Most existing therapies only address the symptoms of FMR
Every year thousands of HF and FMR patients find that the disease has progressed beyond the ability for medications and pacemakers to manage symptoms, but less than 11% are candidates for mitral valve surgery.3
For the vast population of HF and FMR patients who are are at a high risk for open heart surgery, there are limited durable and safe therapies, and physicians are left with only palliative care.
3 Zainab Samad, et al.; Management and outcomes in patients with moderate or severe functional mitral regurgitation and severe left ventricular dysfunction, European Heart Journal, Volume 36, Issue 40, 21 October 2015, Pages 2733–2741, https://doi.org/10.1093/eurheartj/ehv343
Medications may help reduce the risk of stroke and maintain heart rhythm, but for most patients the disease will continue to progress.
A pacemaker may improve heart function, but many patients are unresponsive to this therapy.
Surgical interventions that repair an otherwise-normal valve have an almost 60% recurrence rate in the first two years.4,5
Emerging transcatheter mitral valve procedures for FMR are focused on repairing the annulus or leaflets. These procedures replicate existing surgical approaches that do not target the enlarged left ventricle, which is the cause of functional mitral valve regurgitation.
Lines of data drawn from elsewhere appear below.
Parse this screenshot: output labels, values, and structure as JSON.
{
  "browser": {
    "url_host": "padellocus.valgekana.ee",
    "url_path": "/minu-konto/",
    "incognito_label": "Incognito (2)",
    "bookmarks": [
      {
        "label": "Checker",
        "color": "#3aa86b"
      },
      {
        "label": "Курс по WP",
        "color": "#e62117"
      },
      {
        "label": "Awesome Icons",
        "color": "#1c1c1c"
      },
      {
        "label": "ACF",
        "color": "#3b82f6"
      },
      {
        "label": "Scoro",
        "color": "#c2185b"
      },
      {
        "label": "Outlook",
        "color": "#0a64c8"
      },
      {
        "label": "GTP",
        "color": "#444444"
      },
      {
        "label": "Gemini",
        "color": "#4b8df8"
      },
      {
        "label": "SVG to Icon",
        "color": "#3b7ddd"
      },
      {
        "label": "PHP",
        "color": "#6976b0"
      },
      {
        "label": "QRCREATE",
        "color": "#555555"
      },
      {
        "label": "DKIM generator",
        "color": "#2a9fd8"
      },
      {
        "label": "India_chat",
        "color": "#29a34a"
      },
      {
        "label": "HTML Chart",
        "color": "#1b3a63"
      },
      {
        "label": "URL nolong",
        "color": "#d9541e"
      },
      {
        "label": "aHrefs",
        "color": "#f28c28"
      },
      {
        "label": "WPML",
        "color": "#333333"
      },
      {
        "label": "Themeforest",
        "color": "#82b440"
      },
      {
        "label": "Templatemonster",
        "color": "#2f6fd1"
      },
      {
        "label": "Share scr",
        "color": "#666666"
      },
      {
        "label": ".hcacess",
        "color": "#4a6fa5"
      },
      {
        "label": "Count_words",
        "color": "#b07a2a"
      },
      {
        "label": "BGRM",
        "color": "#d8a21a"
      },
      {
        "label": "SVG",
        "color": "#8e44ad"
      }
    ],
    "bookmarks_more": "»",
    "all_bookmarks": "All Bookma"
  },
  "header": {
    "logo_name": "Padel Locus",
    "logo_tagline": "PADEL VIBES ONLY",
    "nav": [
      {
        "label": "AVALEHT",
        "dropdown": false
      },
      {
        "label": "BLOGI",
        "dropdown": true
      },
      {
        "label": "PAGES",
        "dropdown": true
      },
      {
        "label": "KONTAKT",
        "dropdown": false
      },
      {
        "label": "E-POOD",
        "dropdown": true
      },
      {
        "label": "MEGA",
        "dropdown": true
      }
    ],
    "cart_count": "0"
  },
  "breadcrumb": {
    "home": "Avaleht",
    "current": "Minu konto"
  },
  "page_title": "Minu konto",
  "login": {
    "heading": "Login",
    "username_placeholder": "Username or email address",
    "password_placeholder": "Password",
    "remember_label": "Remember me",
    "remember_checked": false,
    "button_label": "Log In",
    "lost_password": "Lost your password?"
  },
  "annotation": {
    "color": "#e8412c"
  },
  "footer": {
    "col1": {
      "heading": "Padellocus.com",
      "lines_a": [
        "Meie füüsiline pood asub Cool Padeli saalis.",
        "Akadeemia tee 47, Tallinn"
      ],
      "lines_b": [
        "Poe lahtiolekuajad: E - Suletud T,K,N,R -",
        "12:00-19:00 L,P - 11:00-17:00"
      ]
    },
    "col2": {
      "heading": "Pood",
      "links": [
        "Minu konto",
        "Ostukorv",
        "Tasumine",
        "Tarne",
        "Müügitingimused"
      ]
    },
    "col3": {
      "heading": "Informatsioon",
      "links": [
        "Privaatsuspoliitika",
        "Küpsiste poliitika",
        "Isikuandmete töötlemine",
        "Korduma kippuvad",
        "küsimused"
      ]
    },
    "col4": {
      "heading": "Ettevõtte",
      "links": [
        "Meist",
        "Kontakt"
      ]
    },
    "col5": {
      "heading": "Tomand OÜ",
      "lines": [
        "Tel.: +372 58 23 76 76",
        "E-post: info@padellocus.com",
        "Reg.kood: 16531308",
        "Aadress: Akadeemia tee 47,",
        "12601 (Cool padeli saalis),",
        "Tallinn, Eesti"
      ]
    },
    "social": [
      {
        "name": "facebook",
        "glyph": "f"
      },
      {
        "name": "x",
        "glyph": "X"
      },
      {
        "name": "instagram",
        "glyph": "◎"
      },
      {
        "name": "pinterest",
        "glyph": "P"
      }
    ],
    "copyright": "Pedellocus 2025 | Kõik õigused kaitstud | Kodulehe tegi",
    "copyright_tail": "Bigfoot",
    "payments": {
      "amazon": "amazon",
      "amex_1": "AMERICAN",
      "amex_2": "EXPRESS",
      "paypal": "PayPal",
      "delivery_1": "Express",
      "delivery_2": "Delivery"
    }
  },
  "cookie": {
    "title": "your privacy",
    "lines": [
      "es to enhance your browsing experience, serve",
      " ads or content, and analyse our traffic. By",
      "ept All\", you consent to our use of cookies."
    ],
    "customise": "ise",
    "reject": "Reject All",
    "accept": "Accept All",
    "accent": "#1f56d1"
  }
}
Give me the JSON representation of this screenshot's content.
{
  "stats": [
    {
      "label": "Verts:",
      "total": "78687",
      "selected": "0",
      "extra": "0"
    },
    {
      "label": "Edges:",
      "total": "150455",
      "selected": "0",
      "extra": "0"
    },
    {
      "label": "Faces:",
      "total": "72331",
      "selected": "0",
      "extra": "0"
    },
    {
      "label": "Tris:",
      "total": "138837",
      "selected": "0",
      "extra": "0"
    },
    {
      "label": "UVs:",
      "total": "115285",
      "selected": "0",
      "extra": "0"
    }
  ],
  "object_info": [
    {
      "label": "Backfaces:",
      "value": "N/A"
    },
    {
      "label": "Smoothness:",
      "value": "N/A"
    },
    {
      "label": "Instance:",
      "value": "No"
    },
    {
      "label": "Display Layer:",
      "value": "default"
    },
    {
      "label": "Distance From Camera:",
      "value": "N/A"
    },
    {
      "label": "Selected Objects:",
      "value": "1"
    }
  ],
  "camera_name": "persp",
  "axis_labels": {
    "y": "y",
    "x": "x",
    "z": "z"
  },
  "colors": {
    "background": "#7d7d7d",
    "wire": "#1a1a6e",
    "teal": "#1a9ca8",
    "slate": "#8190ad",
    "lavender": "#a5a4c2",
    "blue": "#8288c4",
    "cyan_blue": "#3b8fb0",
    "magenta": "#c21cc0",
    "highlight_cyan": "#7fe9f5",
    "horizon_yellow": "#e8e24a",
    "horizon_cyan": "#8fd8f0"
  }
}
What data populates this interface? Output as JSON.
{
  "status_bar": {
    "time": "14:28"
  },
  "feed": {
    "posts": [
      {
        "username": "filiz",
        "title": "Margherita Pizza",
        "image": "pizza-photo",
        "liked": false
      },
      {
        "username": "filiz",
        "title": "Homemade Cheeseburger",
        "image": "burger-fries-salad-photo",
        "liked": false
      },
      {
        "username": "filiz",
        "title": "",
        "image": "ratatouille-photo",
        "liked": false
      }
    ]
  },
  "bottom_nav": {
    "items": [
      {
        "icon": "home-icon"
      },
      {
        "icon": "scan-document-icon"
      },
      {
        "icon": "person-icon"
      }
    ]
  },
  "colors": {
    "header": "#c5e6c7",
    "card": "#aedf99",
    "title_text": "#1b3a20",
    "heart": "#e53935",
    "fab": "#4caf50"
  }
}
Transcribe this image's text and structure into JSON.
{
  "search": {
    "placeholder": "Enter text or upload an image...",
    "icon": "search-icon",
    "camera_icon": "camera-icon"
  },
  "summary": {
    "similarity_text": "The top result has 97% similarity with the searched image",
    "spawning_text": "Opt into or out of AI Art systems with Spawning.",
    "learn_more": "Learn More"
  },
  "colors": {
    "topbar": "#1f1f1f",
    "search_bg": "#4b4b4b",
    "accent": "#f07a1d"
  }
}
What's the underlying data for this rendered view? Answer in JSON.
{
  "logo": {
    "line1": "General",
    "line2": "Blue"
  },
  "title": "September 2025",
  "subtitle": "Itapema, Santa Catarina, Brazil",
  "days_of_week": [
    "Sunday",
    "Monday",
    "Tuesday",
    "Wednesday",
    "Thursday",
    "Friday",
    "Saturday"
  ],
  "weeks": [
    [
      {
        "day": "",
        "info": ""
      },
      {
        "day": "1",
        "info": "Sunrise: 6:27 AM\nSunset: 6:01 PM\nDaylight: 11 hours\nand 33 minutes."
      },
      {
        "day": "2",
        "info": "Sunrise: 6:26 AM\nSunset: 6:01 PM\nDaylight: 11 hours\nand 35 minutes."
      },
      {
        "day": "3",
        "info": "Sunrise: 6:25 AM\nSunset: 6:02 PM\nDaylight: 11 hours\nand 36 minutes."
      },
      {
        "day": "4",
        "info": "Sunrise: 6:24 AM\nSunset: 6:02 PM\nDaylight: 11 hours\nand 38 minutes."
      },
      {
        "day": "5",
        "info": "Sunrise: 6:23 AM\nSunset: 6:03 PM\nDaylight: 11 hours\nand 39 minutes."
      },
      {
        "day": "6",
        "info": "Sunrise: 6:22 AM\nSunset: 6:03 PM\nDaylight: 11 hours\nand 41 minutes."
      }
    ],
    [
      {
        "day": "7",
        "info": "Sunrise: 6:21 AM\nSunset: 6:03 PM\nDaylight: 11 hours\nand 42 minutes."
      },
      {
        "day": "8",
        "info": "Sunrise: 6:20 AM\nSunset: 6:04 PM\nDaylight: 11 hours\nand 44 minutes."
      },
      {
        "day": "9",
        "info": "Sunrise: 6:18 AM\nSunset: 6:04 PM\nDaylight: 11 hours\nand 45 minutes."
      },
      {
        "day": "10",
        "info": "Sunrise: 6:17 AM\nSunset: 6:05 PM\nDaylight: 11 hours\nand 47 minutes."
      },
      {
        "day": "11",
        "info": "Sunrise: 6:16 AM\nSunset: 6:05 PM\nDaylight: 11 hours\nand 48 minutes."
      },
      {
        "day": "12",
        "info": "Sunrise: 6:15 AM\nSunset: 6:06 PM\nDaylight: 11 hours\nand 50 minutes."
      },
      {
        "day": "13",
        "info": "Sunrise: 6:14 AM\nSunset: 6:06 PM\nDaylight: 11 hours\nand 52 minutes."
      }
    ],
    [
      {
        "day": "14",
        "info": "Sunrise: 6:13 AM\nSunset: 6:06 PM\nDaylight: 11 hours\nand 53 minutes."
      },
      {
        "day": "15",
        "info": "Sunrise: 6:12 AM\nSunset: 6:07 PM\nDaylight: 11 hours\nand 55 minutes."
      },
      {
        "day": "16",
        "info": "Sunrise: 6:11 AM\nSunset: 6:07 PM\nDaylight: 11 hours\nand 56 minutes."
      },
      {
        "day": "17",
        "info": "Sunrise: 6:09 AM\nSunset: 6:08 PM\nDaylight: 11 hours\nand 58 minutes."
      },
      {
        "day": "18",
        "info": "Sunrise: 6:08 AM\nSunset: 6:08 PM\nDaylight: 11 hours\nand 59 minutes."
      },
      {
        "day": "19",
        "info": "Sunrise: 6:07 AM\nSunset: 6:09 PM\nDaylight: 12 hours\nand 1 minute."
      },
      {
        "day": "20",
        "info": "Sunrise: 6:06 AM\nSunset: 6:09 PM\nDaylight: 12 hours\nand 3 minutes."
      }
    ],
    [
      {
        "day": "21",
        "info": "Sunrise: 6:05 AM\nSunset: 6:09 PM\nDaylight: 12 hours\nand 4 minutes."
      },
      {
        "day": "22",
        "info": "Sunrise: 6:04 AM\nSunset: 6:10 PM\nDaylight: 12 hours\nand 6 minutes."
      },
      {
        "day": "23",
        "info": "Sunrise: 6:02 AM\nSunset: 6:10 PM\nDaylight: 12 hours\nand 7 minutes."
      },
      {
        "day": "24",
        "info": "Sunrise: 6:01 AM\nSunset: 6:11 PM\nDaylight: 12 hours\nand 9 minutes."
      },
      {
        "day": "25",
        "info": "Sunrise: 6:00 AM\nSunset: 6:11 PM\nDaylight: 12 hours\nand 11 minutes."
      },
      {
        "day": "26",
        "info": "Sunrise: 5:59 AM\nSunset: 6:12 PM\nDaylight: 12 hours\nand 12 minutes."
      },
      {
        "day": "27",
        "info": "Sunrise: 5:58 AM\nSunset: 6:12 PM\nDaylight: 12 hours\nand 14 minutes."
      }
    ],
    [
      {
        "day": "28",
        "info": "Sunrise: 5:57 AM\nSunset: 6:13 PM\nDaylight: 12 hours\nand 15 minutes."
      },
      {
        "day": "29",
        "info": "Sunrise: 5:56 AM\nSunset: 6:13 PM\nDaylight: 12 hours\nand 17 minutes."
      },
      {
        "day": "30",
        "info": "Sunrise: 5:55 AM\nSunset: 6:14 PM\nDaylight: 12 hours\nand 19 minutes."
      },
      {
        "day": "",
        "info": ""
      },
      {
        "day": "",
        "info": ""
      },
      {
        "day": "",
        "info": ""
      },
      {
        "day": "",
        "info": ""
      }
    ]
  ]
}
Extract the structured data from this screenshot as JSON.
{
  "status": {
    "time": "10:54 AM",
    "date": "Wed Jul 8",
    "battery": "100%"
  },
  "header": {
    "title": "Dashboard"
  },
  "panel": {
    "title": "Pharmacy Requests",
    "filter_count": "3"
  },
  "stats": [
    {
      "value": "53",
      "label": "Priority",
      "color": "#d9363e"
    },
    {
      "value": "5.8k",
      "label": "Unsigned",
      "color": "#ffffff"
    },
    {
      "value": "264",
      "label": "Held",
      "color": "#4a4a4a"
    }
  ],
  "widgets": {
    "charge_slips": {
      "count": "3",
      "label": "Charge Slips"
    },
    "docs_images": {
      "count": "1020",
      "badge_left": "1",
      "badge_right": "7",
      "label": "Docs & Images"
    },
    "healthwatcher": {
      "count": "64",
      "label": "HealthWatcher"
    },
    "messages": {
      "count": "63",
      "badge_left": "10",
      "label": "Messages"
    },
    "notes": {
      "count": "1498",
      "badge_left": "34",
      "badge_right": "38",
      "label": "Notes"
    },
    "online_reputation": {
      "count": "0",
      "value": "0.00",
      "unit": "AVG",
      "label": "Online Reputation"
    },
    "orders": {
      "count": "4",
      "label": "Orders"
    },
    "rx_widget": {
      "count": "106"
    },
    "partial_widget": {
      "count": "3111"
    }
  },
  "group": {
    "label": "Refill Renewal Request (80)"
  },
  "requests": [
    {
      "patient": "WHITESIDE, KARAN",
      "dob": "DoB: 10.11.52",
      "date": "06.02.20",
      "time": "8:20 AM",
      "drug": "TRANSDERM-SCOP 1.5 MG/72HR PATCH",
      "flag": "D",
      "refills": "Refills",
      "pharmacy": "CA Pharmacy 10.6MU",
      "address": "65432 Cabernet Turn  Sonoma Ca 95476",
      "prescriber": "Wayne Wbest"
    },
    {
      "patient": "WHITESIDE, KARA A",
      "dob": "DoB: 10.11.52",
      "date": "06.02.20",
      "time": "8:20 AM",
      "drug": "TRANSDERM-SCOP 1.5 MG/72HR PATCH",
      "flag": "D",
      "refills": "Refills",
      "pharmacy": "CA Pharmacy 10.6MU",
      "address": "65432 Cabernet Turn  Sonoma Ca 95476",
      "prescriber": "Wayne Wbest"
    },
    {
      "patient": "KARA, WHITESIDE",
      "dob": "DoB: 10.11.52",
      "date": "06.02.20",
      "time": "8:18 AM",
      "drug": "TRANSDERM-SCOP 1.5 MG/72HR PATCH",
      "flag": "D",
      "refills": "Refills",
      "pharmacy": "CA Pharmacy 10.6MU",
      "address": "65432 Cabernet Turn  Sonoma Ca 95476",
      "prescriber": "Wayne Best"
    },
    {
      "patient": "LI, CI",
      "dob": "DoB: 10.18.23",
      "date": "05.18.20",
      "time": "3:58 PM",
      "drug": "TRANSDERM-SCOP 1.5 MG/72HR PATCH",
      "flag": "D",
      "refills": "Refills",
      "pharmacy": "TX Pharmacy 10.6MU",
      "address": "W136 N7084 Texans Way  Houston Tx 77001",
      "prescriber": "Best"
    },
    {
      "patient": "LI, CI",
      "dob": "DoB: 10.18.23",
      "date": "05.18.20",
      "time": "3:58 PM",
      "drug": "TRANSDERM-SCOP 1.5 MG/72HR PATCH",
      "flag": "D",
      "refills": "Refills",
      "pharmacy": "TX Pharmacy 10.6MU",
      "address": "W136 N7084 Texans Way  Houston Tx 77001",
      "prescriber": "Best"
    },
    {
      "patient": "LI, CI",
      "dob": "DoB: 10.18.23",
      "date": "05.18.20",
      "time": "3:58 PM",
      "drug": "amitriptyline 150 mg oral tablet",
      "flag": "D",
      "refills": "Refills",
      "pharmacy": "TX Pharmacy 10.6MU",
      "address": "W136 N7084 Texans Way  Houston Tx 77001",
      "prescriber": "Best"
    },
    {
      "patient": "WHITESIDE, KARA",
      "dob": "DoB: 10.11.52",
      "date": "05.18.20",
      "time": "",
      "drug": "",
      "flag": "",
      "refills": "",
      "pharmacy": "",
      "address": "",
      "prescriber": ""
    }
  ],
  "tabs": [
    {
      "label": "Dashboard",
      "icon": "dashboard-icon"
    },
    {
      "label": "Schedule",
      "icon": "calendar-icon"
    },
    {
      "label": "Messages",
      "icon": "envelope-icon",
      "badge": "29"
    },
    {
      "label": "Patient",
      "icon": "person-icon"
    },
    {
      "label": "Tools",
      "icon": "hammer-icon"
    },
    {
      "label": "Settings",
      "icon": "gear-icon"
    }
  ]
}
4 N Engl J Med 2016; 374:344-353January 28, 2016DOI: 10.1056/NEJMoa1512913
5 Hung et. Al. Circulation. 2004;110[suppl II]:II-85–II-90.
The AccuCinch Solution
AccuCinch is a fundamentally different and innovative therapy for HF patients. Early clinical data suggest that AccuCinch may address the shortcomings of current FMR treatments by improving left ventricular function, reducing FMR, and enhancing quality of life for patients.
The success of the device could lay a clear path for a new class of percutaneous ventricular repair (PVR) therapies, providing a new treatment option to millions of patients suffering from this disease.
While current technologies replicate surgical or transcatheter procedures that replace or repair an otherwise-normal mitral valve, AccuCinch PVR repairs the left ventricle to reduce FMR and alleviate HF symptoms.
A Fundamentally Different Therapy
ACCUCINCH VENTRICULAR REPAIR
AccuCinch is a fundamentally different therapy
Benefits of AccuCinch:
- Directly targets left ventricular (LV) dysfunction and dilation
- Percutaneous trans-femoral arterial-retrograde, not trans-septal or trans-apical
- Preserves the natural mitral structures
- Preserves all future treatment options
AccuCinch treats heart failure and FMR by repairing the LV and slowing the progression of LV dilation
AccuCinch is the only device implanted in the base of the left ventricle.
How it works
- AccuCinch is a fundamentally different design and is the first and only approach of its kind.
- During the AccuCinch procedure, the left ventricle is accessed with a guide catheter through the aortic valve.
- A guide wire is navigated in the left ventricle behind the chordae against the LV wall to provide access for the TracCath.
- The TracCath provides a simple template for anchor placement.
- A series of anchors are placed into the LV wall below the mitral valve.
- A cinching cable connects the anchors and spacers and is cinched and locked in place.
- The cinch cable connects the anchors, separated by spacers to distribute a constant and predictable force across anchors.
- The cinch is secured with a nitinol lock to maintain the cinch.
Promising findings to date
Leading heart centers in the United States and Europe are studying the potential of the AccuCinch system to repair and reshape the enlarged left ventricle. These cardiologists feel the Accucinch therapy may offer an important new option because it is the first percutaneous therapy to repair the left ventricle, directly targeting the cause of heart failure and FMR.